The UN General Assembly, representing 193 member states, approved the resolution by consensus. It was introduced by the Organization of Islamic Cooperation (OIC), which represents more than 50 mainly Muslim majority countries, recalling a 1981 resolution calling for “the elimination of all forms of intolerance and of discrimination based on religion or belief.”
Contention came mainly from three sides: France, India, and the representative of the European Union, which is of little surprise. Recently, a report by an NGO has claimed that the French government’s anti-Muslim sentiment reaches the threshold of “persecution” under international law, and the anti-Muslim policies of President Emmanuel Macron's government have been heavily criticised. India has a long record of anti-Muslim policies, especially under the right-wing BJP government, and experts are warning of an impending genocide.
And the current EU leadership seems to be more than reluctant in fighting anti-Muslim sentiment. While in the US, Congress passed the International Islamophobia Act in December 2021, the 2015-established position of the European Commission’s Coordinator on combating anti-Muslim hatred has been vacant for many months and beyond this has been regarded as widely impotent by many NGOs.

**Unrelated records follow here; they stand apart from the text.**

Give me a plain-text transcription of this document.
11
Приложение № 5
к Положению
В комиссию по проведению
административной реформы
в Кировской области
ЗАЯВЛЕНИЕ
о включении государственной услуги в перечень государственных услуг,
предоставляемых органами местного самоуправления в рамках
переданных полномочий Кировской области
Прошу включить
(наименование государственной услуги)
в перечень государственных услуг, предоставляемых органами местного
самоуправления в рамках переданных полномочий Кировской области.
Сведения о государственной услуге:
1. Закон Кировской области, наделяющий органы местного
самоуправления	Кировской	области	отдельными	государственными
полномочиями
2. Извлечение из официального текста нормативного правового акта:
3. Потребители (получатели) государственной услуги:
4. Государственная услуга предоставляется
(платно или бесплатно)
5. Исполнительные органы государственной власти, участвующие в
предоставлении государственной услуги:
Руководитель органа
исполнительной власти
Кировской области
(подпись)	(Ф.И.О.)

But there are also movements in the right direction. The Council of Europe’s European Commission against Racism and Intolerance (ECRI) has recently adopted a revised recommendation on preventing and combating “anti-Muslim racism and discrimination.” Importantly, this recommendation does not only find a precise word to name the problem beyond usual titles used by European institutions such as hate, crime and discrimination. It very deliberately challenges the structural dimension of the problem.
This also seems to have been on the mind of Pakistan’s ambassador to the UN, Munir Akram, who introduced the resolution on behalf of the OIC. He cited the UN’s special rapporteur on freedom of religion or belief, saying: “Since the 9/11 terrorist attacks, institutional suspicion and fear of Muslims and those perceived to be Muslim has escalated to epidemic proportions.”
Such an institutional approach clearly turns the question towards the UN itself, given its central role in creating the global framework for deradicalisation policies that have harmed many fundamental freedoms and have been legitimised in the backdrop of an imagined Muslim threat.
Despite the fact that countries like China, which has more than a bad record when it comes to religious freedom in general and anti-Muslim policies in particular, have co-sponsored this resolution, which is unlikely to lead to a change in their treatment of the Uighur Muslim minority in Xinjiang Uighur Autonomous Region, the resolution itself is of a high symbolic value.
It asks all countries, UN bodies, international and regional organisations, civil society, private sector and faith-based organisations “to organise and support various high-visibility events aimed at effectively increasing awareness, at all levels, about curbing Islamophobia.”
The observation of the new International Day to Combat Islamophobia on March 15 is not only a reminder of the violence of white supremacists. It is also a major step in the right direction, making people and institutions conscious of a growing problem that even some political leaders deny, as the reaction of a minority to the resolution has revealed.